I think a lot of kids have a hard time picturing their parents as kids. We all know intellectually that everyone older than us was once our age and that some of the things we go through as tweens or kids are so universal, but actually imagining our parents as children is quite hard. So I wanted to take that and make it quite literal for two reasons: 1) so that Rosie could understand what her mom’s life was like at that age, but also 2) so that Rosie could see (and share with the reader) all of the ways Shanna had changed in the thirty years between them. It’s a great way to remind kids that parents and grownups are people, too– that they’re not perfect or all-knowing or always wise, that they have hurts and heartaches, too. That parents and grandparents make decisions and choices we sometimes can’t understand because they’re reacting to things we don’t know about. I hope it helps readers develop some empathy and compassion. They don’t need to forgive their elders’ mistakes, per se, but to understand them a little better. 

Rosie’s family has a lot of secrets, and only when they are shared can the family heal from past hurt, some that stems from the Holocaust. Why do you think it’s important for young readers to understand generational trauma?

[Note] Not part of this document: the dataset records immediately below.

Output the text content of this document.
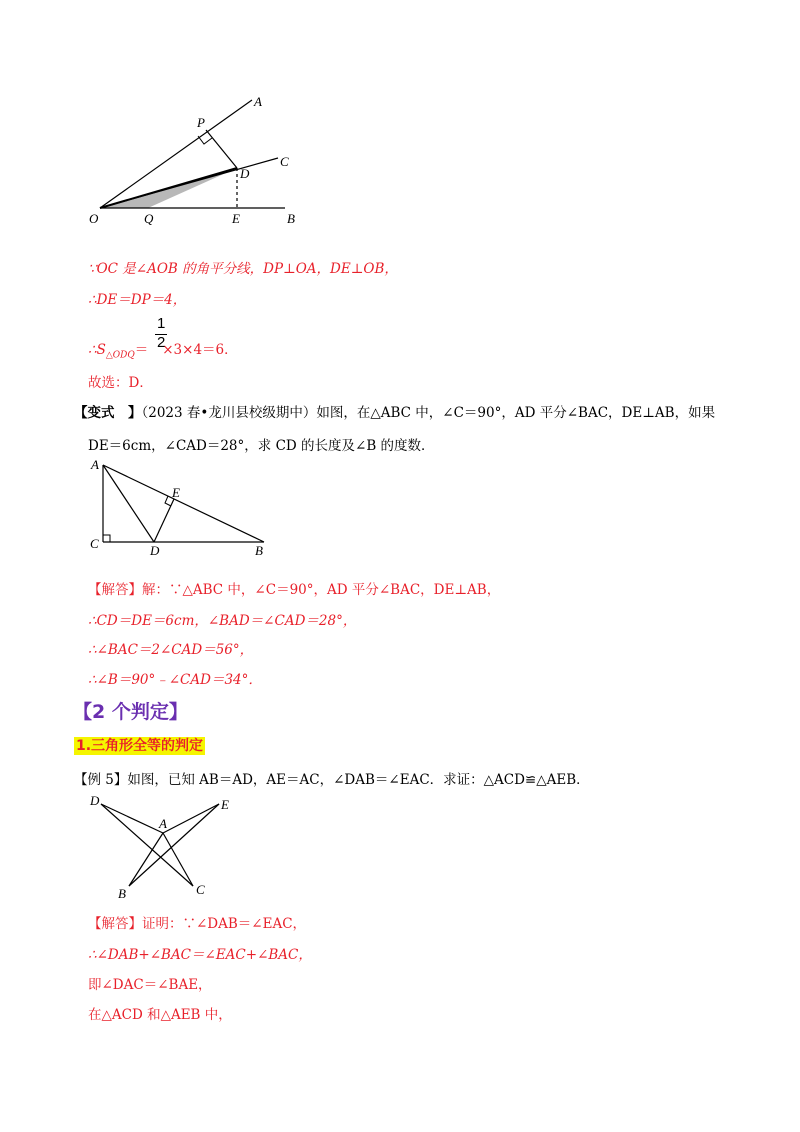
A
P
C
D
O	Q	E	B
∵OC 是∠AOB 的角平分线，DP⊥OA，DE⊥OB，
∴DE＝DP＝4，
$\therefore S_{\triangle ODQ}= \times 3\times 4=6$．
1
2
故选：D．
【变式　】（2023 春•龙川县校级期中）如图，在△ABC 中，∠C＝90°，AD 平分∠BAC，DE⊥AB，如果
DE＝6cm，∠CAD＝28°，求 CD 的长度及∠B 的度数．
A
E
C	D	B
【解答】解：∵△ABC 中，∠C＝90°，AD 平分∠BAC，DE⊥AB，
∴CD＝DE＝6cm，∠BAD＝∠CAD＝28°，
∴∠BAC＝2∠CAD＝56°，
∴∠B＝90°﹣∠CAD＝34°．
【2 个判定】
1.三角形全等的判定
【例 5】如图，已知 AB＝AD，AE＝AC，∠DAB＝∠EAC．求证：△ACD≌△AEB．
D	E
A
B	C
【解答】证明：∵∠DAB＝∠EAC，
∴∠DAB+∠BAC＝∠EAC+∠BAC，
即∠DAC＝∠BAE，
在△ACD 和△AEB 中，
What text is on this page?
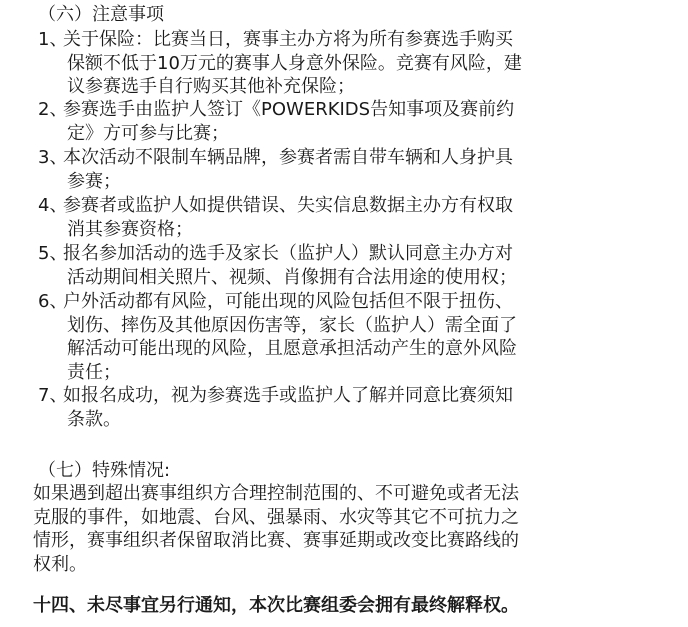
（六）注意事项
1、
关于保险：比赛当日，赛事主办方将为所有参赛选手购买
保额不低于10万元的赛事人身意外保险。竞赛有风险，建
议参赛选手自行购买其他补充保险；
2、
参赛选手由监护人签订《POWERKIDS告知事项及赛前约
定》方可参与比赛；
3、
本次活动不限制车辆品牌，参赛者需自带车辆和人身护具
参赛；
4、
参赛者或监护人如提供错误、失实信息数据主办方有权取
消其参赛资格；
5、
报名参加活动的选手及家长（监护人）默认同意主办方对
活动期间相关照片、视频、肖像拥有合法用途的使用权；
6、
户外活动都有风险，可能出现的风险包括但不限于扭伤、
划伤、摔伤及其他原因伤害等，家长（监护人）需全面了
解活动可能出现的风险，且愿意承担活动产生的意外风险
责任；
7、
如报名成功，视为参赛选手或监护人了解并同意比赛须知
条款。
（七）特殊情况:
如果遇到超出赛事组织方合理控制范围的、不可避免或者无法
克服的事件，如地震、台风、强暴雨、水灾等其它不可抗力之
情形，赛事组织者保留取消比赛、赛事延期或改变比赛路线的
权利。
十四、未尽事宜另行通知，本次比赛组委会拥有最终解释权。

I think we are learning more and more how we both literally and figuratively are made up of all of the experiences and characteristics of our ancestors! When we think about genetics, we think blue eyes or brown, blond hair or big ears or a proclivity for sports or music. If our genetics hold all that code, what other gifts and traumas is it also conveying? Science has come so far in the last generation or two, and there’s still a lot we don’t understand about epigenetic inheritance. 

Regardless, our genetics are only part of the story– it’s the old nature vs. nurture debate, too. I think many parents– myself included– sometimes find ourselves parenting in reaction to the ways we were parented. We think we’re consciously picking and choosing the wisdom we want to impart to our kids and, if privileged enough to do so, carefully and methodically creating an environment and routines that will give our kids a certain feeling of security or responsibility or whatever it is we’re going for. But of course there are also the things we impart unconsciously, the things we carry with us that we don’t know we’re bringing into the picture, or maybe we do but we don’t understand how we’re repeating some of the same patterns. 

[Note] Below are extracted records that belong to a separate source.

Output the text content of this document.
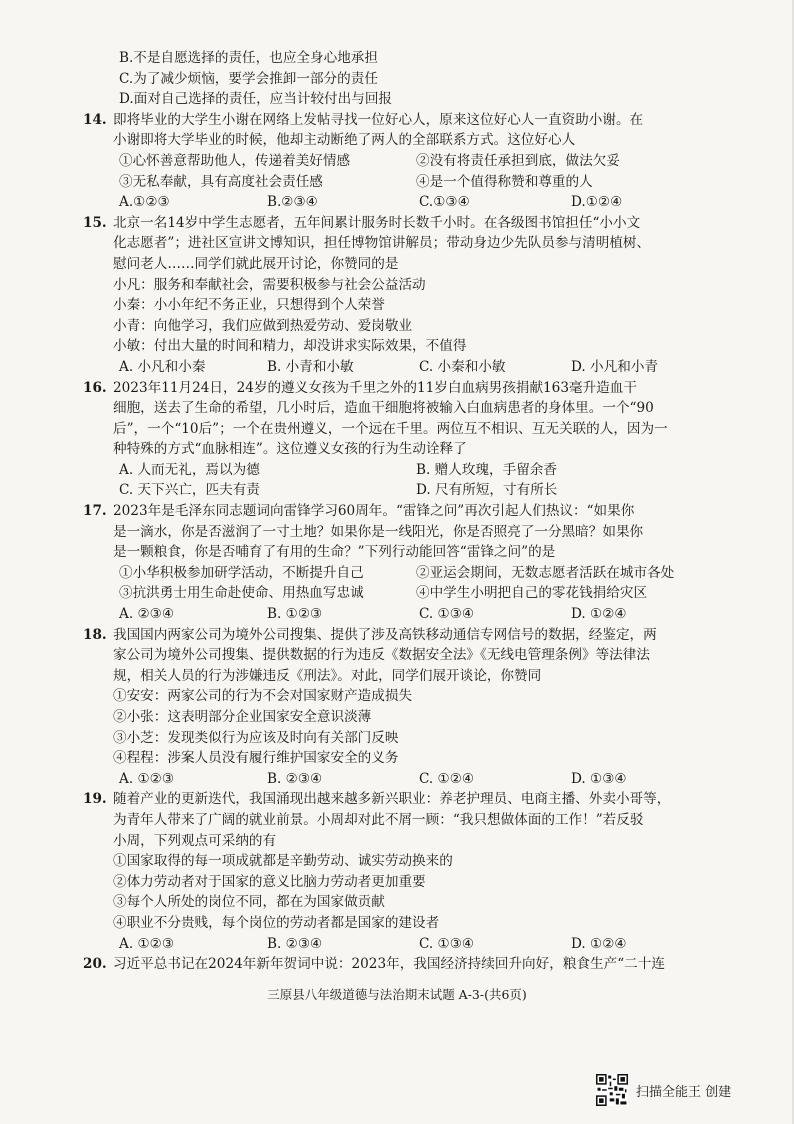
B.不是自愿选择的责任，也应全身心地承担
C.为了减少烦恼，要学会推卸一部分的责任
D.面对自己选择的责任，应当计较付出与回报
14. 即将毕业的大学生小谢在网络上发帖寻找一位好心人，原来这位好心人一直资助小谢。在
小谢即将大学毕业的时候，他却主动断绝了两人的全部联系方式。这位好心人
①心怀善意帮助他人，传递着美好情感	②没有将责任承担到底，做法欠妥
③无私奉献，具有高度社会责任感	④是一个值得称赞和尊重的人
A.①②③	B.②③④	C.①③④	D.①②④
15. 北京一名14岁中学生志愿者，五年间累计服务时长数千小时。在各级图书馆担任“小小文
化志愿者”；进社区宣讲文博知识，担任博物馆讲解员；带动身边少先队员参与清明植树、
慰问老人……同学们就此展开讨论，你赞同的是
小凡：服务和奉献社会，需要积极参与社会公益活动
小秦：小小年纪不务正业，只想得到个人荣誉
小青：向他学习，我们应做到热爱劳动、爱岗敬业
小敏：付出大量的时间和精力，却没讲求实际效果，不值得
A. 小凡和小秦	B. 小青和小敏	C. 小秦和小敏	D. 小凡和小青
16. 2023年11月24日，24岁的遵义女孩为千里之外的11岁白血病男孩捐献163毫升造血干
细胞，送去了生命的希望，几小时后，造血干细胞将被输入白血病患者的身体里。一个“90
后”，一个“10后”；一个在贵州遵义，一个远在千里。两位互不相识、互无关联的人，因为一
种特殊的方式“血脉相连”。这位遵义女孩的行为生动诠释了
A. 人而无礼，焉以为德	B. 赠人玫瑰，手留余香
C. 天下兴亡，匹夫有责	D. 尺有所短，寸有所长
17. 2023年是毛泽东同志题词向雷锋学习60周年。“雷锋之问”再次引起人们热议：“如果你
是一滴水，你是否滋润了一寸土地？如果你是一线阳光，你是否照亮了一分黑暗？如果你
是一颗粮食，你是否哺育了有用的生命？”下列行动能回答“雷锋之问”的是
①小华积极参加研学活动，不断提升自己	②亚运会期间，无数志愿者活跃在城市各处
③抗洪勇士用生命赴使命、用热血写忠诚	④中学生小明把自己的零花钱捐给灾区
A. ②③④	B. ①②③	C. ①③④	D. ①②④
18. 我国国内两家公司为境外公司搜集、提供了涉及高铁移动通信专网信号的数据，经鉴定，两
家公司为境外公司搜集、提供数据的行为违反《数据安全法》《无线电管理条例》等法律法
规，相关人员的行为涉嫌违反《刑法》。对此，同学们展开谈论，你赞同
①安安：两家公司的行为不会对国家财产造成损失
②小张：这表明部分企业国家安全意识淡薄
③小芝：发现类似行为应该及时向有关部门反映
④程程：涉案人员没有履行维护国家安全的义务
A. ①②③	B. ②③④	C. ①②④	D. ①③④
19. 随着产业的更新迭代，我国涌现出越来越多新兴职业：养老护理员、电商主播、外卖小哥等，
为青年人带来了广阔的就业前景。小周却对此不屑一顾：“我只想做体面的工作！”若反驳
小周，下列观点可采纳的有
①国家取得的每一项成就都是辛勤劳动、诚实劳动换来的
②体力劳动者对于国家的意义比脑力劳动者更加重要
③每个人所处的岗位不同，都在为国家做贡献
④职业不分贵贱，每个岗位的劳动者都是国家的建设者
A. ①②③	B. ②③④	C. ①③④	D. ①②④
20. 习近平总书记在2024年新年贺词中说：2023年，我国经济持续回升向好，粮食生产“二十连
三原县八年级道德与法治期末试题 A-3-(共6页)
扫描全能王 创建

I loved delving into this line of thinking while writing the book, and hope that it resonates with both kids reading the book, and the adults– teachers, parents, etc., who will read and discuss it alongside them! 

Thank you, Emily!

Emily Barth Isler is an author of essays and children’s books, including the middle grade novel AfterMath and the forthcoming picture book Always Enough Love. Emily writes regularly about sustainability, organic/eco-friendly skincare, and healthy beauty products for magazines and blogs. Her next book, The Color of Sound, features a character who, like Emily, has synesthesia. She has a BA in Film Studies from Wesleyan University and lives in Los Angeles with her husband and their two children.